Question

Find $\int{\dfrac{{{x}^{e-1}}+{{e}^{x-1}}}{{{x}^{e}}+{{e}^{x}}}dx}$ is equal to
(a) $\log \left( {{x}^{e}}+{{e}^{x}} \right)+c$
(b) $e\log \left( {{x}^{e}}+{{e}^{x}} \right)+c$
(c) $\dfrac{1}{e}\log \left( {{x}^{e}}+{{e}^{x}} \right)+c$
(d) None of the above

Answer 1

In this type of question we have to use the concept of integration. We know that $\int{\dfrac{f'\left( x \right)}{f\left( x \right)}dx=\log \left( f\left( x \right) \right)}$ so here we try to adjust the derivative of the denominator in the numerator and then by applying this formula we obtain the required result.

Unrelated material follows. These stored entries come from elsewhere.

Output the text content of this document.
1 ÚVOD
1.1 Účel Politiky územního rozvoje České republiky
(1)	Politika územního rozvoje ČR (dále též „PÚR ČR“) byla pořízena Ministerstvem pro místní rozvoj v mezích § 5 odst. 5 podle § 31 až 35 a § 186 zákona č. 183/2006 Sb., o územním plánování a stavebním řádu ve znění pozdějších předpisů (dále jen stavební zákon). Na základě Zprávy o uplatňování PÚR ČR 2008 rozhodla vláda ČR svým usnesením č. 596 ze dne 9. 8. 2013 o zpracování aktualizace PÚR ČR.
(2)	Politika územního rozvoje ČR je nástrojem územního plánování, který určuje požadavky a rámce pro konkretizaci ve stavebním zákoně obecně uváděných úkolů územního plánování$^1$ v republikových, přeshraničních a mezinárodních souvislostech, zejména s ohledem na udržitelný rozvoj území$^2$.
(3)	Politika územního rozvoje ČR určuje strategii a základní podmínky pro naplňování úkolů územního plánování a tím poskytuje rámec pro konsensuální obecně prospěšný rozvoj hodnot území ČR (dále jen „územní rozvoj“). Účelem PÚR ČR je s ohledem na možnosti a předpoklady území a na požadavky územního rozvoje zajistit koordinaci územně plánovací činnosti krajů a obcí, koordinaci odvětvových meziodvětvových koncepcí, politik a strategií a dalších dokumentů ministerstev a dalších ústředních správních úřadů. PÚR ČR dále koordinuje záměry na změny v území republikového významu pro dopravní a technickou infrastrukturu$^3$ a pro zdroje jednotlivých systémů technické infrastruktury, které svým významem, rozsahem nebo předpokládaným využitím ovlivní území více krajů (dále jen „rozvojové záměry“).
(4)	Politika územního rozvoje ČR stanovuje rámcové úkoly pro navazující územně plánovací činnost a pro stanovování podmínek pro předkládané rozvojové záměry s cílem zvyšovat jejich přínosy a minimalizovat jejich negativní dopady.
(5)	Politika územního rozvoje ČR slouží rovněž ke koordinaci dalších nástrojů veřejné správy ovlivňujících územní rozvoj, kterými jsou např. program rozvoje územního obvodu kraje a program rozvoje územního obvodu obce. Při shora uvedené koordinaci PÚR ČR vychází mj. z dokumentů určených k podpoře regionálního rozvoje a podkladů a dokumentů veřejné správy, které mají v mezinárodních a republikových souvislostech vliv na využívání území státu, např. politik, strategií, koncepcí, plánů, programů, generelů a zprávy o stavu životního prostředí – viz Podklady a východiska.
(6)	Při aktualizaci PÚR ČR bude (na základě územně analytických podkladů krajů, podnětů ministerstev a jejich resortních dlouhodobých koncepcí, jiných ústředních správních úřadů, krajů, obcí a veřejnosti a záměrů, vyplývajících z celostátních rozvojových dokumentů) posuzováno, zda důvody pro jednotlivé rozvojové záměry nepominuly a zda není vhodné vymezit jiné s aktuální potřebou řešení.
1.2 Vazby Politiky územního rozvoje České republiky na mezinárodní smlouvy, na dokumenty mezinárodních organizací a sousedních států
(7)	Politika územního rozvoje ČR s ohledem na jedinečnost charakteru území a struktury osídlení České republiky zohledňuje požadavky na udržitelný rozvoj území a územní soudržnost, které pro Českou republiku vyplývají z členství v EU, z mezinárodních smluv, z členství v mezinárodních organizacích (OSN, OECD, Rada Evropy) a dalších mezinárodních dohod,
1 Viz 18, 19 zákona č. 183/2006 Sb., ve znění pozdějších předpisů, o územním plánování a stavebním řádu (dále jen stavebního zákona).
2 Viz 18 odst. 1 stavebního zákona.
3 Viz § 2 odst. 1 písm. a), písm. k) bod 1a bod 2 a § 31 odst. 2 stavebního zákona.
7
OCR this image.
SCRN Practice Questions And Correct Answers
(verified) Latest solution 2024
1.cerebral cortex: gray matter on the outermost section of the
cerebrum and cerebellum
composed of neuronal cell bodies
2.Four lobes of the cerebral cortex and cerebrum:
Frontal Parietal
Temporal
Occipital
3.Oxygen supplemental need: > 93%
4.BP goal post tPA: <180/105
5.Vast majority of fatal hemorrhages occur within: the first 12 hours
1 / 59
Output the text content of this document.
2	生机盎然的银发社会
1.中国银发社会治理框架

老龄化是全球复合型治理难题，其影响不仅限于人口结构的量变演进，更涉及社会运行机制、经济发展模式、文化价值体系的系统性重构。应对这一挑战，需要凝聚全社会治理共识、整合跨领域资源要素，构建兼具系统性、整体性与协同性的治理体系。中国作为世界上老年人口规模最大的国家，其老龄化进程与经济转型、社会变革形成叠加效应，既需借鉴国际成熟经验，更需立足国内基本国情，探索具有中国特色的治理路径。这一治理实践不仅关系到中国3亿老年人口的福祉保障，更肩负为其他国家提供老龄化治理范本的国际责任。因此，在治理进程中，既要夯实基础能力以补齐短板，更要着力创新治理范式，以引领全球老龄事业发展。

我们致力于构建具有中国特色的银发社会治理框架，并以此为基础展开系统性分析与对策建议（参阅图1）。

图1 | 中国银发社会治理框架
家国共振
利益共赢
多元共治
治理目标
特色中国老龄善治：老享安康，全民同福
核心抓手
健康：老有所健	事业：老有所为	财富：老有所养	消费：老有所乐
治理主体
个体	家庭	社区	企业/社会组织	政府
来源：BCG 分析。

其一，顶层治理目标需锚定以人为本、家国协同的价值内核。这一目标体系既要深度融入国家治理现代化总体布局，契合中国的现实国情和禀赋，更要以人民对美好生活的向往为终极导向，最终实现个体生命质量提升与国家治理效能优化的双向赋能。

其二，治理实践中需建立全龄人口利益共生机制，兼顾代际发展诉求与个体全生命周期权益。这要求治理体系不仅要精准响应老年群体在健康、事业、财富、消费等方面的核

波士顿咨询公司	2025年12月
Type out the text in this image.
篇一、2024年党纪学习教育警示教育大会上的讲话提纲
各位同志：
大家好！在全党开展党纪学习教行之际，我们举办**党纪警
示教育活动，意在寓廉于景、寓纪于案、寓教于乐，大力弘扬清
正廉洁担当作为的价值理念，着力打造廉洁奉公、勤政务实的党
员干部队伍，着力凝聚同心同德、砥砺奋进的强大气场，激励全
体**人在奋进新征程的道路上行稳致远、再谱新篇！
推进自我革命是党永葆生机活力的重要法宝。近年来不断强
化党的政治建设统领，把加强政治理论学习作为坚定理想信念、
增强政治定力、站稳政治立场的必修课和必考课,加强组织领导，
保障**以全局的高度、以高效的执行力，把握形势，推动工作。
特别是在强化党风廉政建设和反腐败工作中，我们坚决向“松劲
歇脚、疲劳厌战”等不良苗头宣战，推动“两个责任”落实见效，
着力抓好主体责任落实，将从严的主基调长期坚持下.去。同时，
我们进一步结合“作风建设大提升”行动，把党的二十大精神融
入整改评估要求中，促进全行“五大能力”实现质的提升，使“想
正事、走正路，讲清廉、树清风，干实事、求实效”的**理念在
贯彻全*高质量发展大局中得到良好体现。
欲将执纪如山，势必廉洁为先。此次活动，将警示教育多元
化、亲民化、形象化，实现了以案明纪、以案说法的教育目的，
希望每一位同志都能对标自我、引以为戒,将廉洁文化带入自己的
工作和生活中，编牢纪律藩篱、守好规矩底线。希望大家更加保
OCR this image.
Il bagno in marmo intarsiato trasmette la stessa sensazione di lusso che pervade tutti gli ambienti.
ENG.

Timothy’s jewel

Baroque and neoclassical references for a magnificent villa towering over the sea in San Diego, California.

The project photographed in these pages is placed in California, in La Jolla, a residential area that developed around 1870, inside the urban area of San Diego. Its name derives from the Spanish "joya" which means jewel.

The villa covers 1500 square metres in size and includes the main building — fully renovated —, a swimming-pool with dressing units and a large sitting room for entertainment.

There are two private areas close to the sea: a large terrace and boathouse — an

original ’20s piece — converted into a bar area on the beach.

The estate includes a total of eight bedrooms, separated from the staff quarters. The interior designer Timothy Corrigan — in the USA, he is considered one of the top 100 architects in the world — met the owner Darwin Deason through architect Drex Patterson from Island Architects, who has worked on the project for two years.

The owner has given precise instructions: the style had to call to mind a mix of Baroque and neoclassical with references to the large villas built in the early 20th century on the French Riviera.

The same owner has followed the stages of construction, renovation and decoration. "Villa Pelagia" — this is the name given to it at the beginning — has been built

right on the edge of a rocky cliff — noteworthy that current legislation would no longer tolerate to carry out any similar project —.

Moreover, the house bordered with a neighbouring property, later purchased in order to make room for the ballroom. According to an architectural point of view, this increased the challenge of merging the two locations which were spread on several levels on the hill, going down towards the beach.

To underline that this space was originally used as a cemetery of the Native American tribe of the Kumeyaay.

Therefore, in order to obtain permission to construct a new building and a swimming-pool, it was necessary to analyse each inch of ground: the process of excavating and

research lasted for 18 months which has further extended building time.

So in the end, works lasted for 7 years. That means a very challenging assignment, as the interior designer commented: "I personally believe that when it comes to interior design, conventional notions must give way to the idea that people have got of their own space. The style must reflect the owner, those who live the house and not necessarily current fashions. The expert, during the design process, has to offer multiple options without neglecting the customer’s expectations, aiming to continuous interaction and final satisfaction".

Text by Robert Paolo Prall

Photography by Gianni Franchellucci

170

Complete step-by-step solution:

Now, we have to find the value of $\int{\dfrac{{{x}^{e-1}}+{{e}^{x-1}}}{{{x}^{e}}+{{e}^{x}}}dx}$
Let us consider,
$\Rightarrow \int{\dfrac{{{x}^{e-1}}+{{e}^{x-1}}}{{{x}^{e}}+{{e}^{x}}}dx}$
We know that, $\int{\dfrac{f'\left( x \right)}{f\left( x \right)}dx=\log \left( f\left( x \right) \right)}$ so we are going to apply this rule of integration here.
Let us adjust derivative of denominator in the numerator
$\Rightarrow \int{\dfrac{{{x}^{e-1}}+{{e}^{x-1}}}{{{x}^{e}}+{{e}^{x}}}dx}=\int{\dfrac{{{x}^{e-1}}+\dfrac{{{e}^{x}}}{e}}{{{x}^{e}}+{{e}^{x}}}dx}$
Now we simplify the numerator and hence we get,

$\Rightarrow \int{\dfrac{{{x}^{e-1}}+{{e}^{x-1}}}{{{x}^{e}}+{{e}^{x}}}dx}=\int{\dfrac{e{{x}^{e-1}}+{{e}^{x}}}{e\left( {{x}^{e}}+{{e}^{x}} \right)}}dx$
As we know that $e$ is the constant so by taking $\dfrac{1}{e}$ outside the integration sign we get,
$\Rightarrow \int{\dfrac{{{x}^{e-1}}+{{e}^{x-1}}}{{{x}^{e}}+{{e}^{x}}}dx}=\dfrac{1}{e}\int{\dfrac{e{{x}^{e-1}}+{{e}^{x}}}{\left( {{x}^{e}}+{{e}^{x}} \right)}}dx$
Also we know that, $\dfrac{d}{dx}\left( {{x}^{e}}+{{e}^{x}} \right)=e{{x}^{e-1}}+{{e}^{x}}$. Hence, we can write
$\Rightarrow \int{\dfrac{{{x}^{e-1}}+{{e}^{x-1}}}{{{x}^{e}}+{{e}^{x}}}dx}=\dfrac{1}{e}\int{\dfrac{\dfrac{d}{dx}\left( {{x}^{e}}+{{e}^{x}} \right)}{\left( {{x}^{e}}+{{e}^{x}} \right)}}dx$
Now, by applying $\int{\dfrac{f'\left( x \right)}{f\left( x \right)}dx=\log \left( f\left( x \right) \right)}$ we can write,
$\Rightarrow \int{\dfrac{{{x}^{e-1}}+{{e}^{x-1}}}{{{x}^{e}}+{{e}^{x}}}dx}=\dfrac{1}{e}\log \left( {{x}^{e}}+{{e}^{x}} \right)+c$
Hence, option (c) is the correct option.

Note: In this type of question students have to apply rules of integration. Students have to remember that integration is the inverse process of differentiation. Also students have to note that there are two types of definite integral and indefinite integral. Definite integral has both upper and lower limits so that after evaluating definite integral students will get a finite value. Indefinite integral does not have defined upper and lower limits but after evaluating indefinite integral students have to add $c$ to the final answer which is called a constant of integration.